UK finance regulators struggle to find IT support

Financial services regulators are struggling to find the right people to oversee IT in banking

Financial services regulators are struggling to find the right people to oversee IT in banking, despite on-going problems in the sector.

The high pay packets offered by banks will attract the best IT skills available, leaving regulators with a tough challenge to get the skills it needs to bring real change to banking IT. 

Banks have complex IT underpinning them and a good understanding of the technology and the business they support is not gained overnight and comes at a cost.

But the Bank of England is not helping itself through its recruitment activity. One IT professional in the banking sector with experience as a chief information officer and chief operating officer at major banks, told Computer Weekly the Bank of England’s recruitment system does not help. 

He said he applied to work for the organisation and was prepared to take a large salary cut, because he feels so strongly about fixing banking IT, but did not even receive a reply.

“I don't know about the Financial Conduct Authority (FCA), but when I applied to the Bank of England using their online system, they turned me down without even speaking to me. I have 20 years’ experience in banking IT and helped advise regulators about the year 2000 problem. They could have at least had a ten-minute phone conversation but they don't work like that,” he said.
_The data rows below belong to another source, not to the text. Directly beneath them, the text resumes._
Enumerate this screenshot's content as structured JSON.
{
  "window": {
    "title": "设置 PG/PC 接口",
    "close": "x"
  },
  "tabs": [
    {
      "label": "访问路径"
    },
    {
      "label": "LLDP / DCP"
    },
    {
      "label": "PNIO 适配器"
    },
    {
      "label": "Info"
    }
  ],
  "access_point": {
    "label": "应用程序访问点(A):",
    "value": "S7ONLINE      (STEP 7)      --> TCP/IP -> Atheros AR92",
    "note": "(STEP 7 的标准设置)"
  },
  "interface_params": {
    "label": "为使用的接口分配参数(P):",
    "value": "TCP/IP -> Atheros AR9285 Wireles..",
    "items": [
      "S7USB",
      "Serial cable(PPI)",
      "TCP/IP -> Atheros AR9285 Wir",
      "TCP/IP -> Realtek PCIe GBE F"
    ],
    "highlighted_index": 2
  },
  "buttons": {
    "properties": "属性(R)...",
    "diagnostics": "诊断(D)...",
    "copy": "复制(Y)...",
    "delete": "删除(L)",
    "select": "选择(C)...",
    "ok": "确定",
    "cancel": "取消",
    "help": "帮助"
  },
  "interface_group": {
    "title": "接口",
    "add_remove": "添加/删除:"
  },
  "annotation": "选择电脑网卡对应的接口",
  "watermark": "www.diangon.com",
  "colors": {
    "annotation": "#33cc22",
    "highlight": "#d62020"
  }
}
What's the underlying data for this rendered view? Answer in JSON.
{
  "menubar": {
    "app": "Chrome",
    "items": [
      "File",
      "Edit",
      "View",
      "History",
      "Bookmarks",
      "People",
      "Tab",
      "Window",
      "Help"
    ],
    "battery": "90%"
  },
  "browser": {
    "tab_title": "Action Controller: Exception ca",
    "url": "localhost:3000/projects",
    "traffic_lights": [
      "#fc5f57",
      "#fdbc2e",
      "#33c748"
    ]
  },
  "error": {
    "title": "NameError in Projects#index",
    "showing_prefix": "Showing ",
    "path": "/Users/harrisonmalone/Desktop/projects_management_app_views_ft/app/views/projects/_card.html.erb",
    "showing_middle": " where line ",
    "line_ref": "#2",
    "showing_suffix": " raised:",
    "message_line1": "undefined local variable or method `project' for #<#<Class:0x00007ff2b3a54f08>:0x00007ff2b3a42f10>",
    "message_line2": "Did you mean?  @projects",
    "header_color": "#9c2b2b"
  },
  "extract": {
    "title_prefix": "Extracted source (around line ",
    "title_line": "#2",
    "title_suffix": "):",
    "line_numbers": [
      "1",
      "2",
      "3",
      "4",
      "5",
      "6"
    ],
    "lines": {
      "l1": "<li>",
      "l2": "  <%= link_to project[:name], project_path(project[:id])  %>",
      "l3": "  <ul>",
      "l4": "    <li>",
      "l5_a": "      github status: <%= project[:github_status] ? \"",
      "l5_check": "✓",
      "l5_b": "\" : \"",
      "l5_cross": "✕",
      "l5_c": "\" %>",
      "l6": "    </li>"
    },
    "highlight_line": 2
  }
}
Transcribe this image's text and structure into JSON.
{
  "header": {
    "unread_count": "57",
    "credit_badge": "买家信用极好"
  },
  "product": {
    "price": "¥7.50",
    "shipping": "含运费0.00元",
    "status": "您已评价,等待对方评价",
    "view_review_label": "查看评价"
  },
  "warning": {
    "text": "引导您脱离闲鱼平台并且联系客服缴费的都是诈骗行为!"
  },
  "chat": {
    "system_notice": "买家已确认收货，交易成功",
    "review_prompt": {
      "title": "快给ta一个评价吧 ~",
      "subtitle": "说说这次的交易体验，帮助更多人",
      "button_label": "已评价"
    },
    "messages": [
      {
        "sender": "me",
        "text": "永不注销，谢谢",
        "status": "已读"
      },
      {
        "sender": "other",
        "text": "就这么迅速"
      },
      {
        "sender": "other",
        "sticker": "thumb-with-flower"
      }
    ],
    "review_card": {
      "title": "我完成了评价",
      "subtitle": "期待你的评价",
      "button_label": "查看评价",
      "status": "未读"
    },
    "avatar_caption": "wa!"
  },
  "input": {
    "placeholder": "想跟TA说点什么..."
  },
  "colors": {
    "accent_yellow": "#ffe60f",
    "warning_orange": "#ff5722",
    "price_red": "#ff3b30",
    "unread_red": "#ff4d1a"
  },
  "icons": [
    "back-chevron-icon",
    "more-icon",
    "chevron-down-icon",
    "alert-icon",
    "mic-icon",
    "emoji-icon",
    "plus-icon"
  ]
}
Jobs were recently advertised by the FCA for the new payments regular, according to Gareth Lodge, an analyst at Celent. 

He said the pay on offer was nothing compared with what people with the right skills can command: “The roles at the FCA were advertised – and most banks pay more, a lot more. I suspect the FCA won’t have the budget to employ the quality of people required.”

The UK financial services regulators, the Prudential Regulation Authority (PRA) and the Financial Conduct Authority (FCA) recently completed an investigation into the massive IT glitch experienced by the Royal Bank of Scotland.

In 2012, customers of RBS, NatWest and Ulster bank were locked out of their accounts for days, as a result of a glitch in the CA-7 batch process scheduler, which froze 12 million accounts. Customers were left unable to access funds for a week or more as RBS, NatWest and Ulster Bank manually updated account balances.

The FCA and PRA fines, £42m and £14m respectively, were directly related to IT failures. The fines will make banks look closely at their IT infrastructures, but the statement from the two regulators mentioned failures to manage risk. 

“The actual cause of the IT incident was a software compatibility problem with the underlying cause being the banks’ failure to put in place adequate systems and controls to identify and manage their exposure to IT risks,” said the FCA. 

The statements did not mention the role that an offshore service had in the problem, or the fact that RBS and the software supplier CA Technologies settled out of court in relation to the incident and signed a non-disclosure agreement to keep this secret, suggesting some issue with the software.

When asked by Computer Weekly what IT skills the FCA drew upon for the investigation, it said it was made by a third party expert organisation but would not reveal the name.

Chris Skinner, chairman at the Financial Services Club, said the FCA, like other regulators, is becoming more and more informed about technology as there are so many outages. He said the regulators should look at where there are systems risks in the same way as they are looking for bank risks in funding and reserves. 

“Systems risks are easy to uncover. For example, they could ask: How old are your systems? How many people have knowledge of the details of these systems? How many outages or downtime issues have you had in the past 12 months and 36 or 60 months? How mission critical is this system?”

He expects more and more IT experts to join regulators. “I can see a time soon, when the regulators will have as many people asking and auditing systems risks as they have asking and auditing liquidity risks. About time.”

Lucy Frew, a financial regulation lawyer at Kemp little, said The FCA, in its Risk Outlook 2014, has identified technological developments as a key risk to its objectives. "At EU level, the Joint Committee of the European Supervisory Authorities has also identified IT-related operational risks as key risks to the stability of the European financial system in its report on risks and vulnerabilities in the EU financial system published on 2 April."

"Given the above, it would be surprising if the FCA is not genuinely open to getting IT professionals in banking to work for it. Traditionally, the FCA and former FSA have employed combinations of professionals - for example, legal, investigative and accountancy – to work together. There is no reason why the FCA should not extend that to include more IT professionals as technology and the financial sector increasingly converge."